The country was hit by storm 'Ciara' yesterday and although we were generally sheltered here, a tree came down and blocked our road yesterday afternoon. It also hit a parked car, though fortunately nobody was injured. After much communal activity and the help of a retired tree surgeon, the road was cleared and the wood (acacia) piled up on the grass verge. Added a bit of excitement to an otherwise dull day!
So, we're finally out. The UK formally left the EU on Friday 31st January 2020.
I never thought it would happen but that's because I'd always hoped that common sense would prevail over parochial bigotry. I was wrong. I think it will come to be seen as a very bad decision.
When fish leave the shoal, or birds the flock, they are likely to be picked off by large predators. Why does this country feel strong enough to take on the world while not strong enough to take on and guide Europe? It makes no sense.

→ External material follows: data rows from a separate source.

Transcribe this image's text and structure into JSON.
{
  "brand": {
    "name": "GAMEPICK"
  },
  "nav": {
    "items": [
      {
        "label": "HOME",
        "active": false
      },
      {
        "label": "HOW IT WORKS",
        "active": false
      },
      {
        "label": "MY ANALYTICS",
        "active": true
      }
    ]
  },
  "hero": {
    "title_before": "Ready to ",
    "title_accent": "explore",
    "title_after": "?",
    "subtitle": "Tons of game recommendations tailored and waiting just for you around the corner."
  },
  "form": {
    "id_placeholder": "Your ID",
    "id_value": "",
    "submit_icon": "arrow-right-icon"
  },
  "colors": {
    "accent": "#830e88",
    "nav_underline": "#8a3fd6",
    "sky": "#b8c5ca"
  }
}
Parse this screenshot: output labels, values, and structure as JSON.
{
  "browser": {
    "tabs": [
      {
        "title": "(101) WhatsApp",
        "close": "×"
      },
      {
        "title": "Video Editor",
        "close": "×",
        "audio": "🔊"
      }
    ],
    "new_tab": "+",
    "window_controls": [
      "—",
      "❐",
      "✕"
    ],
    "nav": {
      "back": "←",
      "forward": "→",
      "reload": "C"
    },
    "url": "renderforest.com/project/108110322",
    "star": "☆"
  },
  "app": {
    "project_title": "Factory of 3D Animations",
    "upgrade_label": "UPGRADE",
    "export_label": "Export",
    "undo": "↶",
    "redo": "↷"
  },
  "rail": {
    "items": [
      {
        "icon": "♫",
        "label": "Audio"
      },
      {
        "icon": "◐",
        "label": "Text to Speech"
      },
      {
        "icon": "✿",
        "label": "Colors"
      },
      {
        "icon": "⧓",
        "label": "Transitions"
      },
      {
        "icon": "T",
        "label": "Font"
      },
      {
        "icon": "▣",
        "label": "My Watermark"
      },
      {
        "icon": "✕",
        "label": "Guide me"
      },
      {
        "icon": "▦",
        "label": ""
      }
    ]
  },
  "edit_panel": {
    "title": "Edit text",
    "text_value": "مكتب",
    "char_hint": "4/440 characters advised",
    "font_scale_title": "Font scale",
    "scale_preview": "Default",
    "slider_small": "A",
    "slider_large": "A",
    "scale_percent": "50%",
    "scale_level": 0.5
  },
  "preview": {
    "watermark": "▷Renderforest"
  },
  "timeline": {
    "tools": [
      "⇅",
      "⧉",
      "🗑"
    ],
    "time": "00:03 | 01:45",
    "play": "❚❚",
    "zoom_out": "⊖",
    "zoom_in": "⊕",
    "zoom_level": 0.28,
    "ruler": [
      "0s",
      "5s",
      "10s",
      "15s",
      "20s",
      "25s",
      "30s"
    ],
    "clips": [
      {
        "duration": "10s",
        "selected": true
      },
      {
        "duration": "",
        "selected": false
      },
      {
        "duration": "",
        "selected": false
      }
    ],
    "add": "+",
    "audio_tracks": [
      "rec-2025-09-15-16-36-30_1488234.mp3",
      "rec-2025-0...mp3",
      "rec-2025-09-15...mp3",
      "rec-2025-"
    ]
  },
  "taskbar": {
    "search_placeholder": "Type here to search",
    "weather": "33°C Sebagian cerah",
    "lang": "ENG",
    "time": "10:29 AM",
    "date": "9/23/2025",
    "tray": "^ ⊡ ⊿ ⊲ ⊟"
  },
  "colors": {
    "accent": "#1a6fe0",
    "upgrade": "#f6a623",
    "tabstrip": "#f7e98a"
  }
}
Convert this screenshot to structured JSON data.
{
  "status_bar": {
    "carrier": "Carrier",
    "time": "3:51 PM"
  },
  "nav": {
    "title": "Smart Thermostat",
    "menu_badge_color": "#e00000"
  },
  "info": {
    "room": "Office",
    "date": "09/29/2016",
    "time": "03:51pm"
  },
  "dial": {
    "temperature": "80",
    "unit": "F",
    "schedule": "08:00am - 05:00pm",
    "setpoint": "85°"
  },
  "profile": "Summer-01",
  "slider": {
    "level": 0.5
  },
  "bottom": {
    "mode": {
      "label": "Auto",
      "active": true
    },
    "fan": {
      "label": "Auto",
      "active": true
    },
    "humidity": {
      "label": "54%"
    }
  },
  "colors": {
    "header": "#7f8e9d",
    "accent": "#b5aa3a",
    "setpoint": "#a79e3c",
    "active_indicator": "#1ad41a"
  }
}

So now we leave the management of continental Europe in the hands of ther Germans again. That didn't turn out too well in the 20th Century, did it?
I've been typesetting books for several people over the past few months: Grayshott,
from Then to Now; Marks in the Sand; A Tale of Two Theatres;
and Inspector William Donaldson.
The end of January marks the end of this procession of books, so I'll have to find something else to do with my spare time. I'd quite like to write another play, but can't easily think of a suitable subject.
Meanwhile there's various things to do for Headley Theatre Club, as Dil and I are running a 'Green Room' in a month's time and directing the Summer Show in July which will be an homage to WW2 and we still have to write the 'script'.
Have pantomimes had their day? We did a brilliant show over the last two weekends (6 performances) but had the lowest turn-out of audience ever. Perhaps they're all watching Netflix now!
The first weekend of Snow White went well see
Now we're into that 'between shows' week when we've still got our minds on the performances to come, but we also have time to think about other things for once.
Back from a cruise on Friday, we got plunged straight in to panto preparations! This year it's Snow White.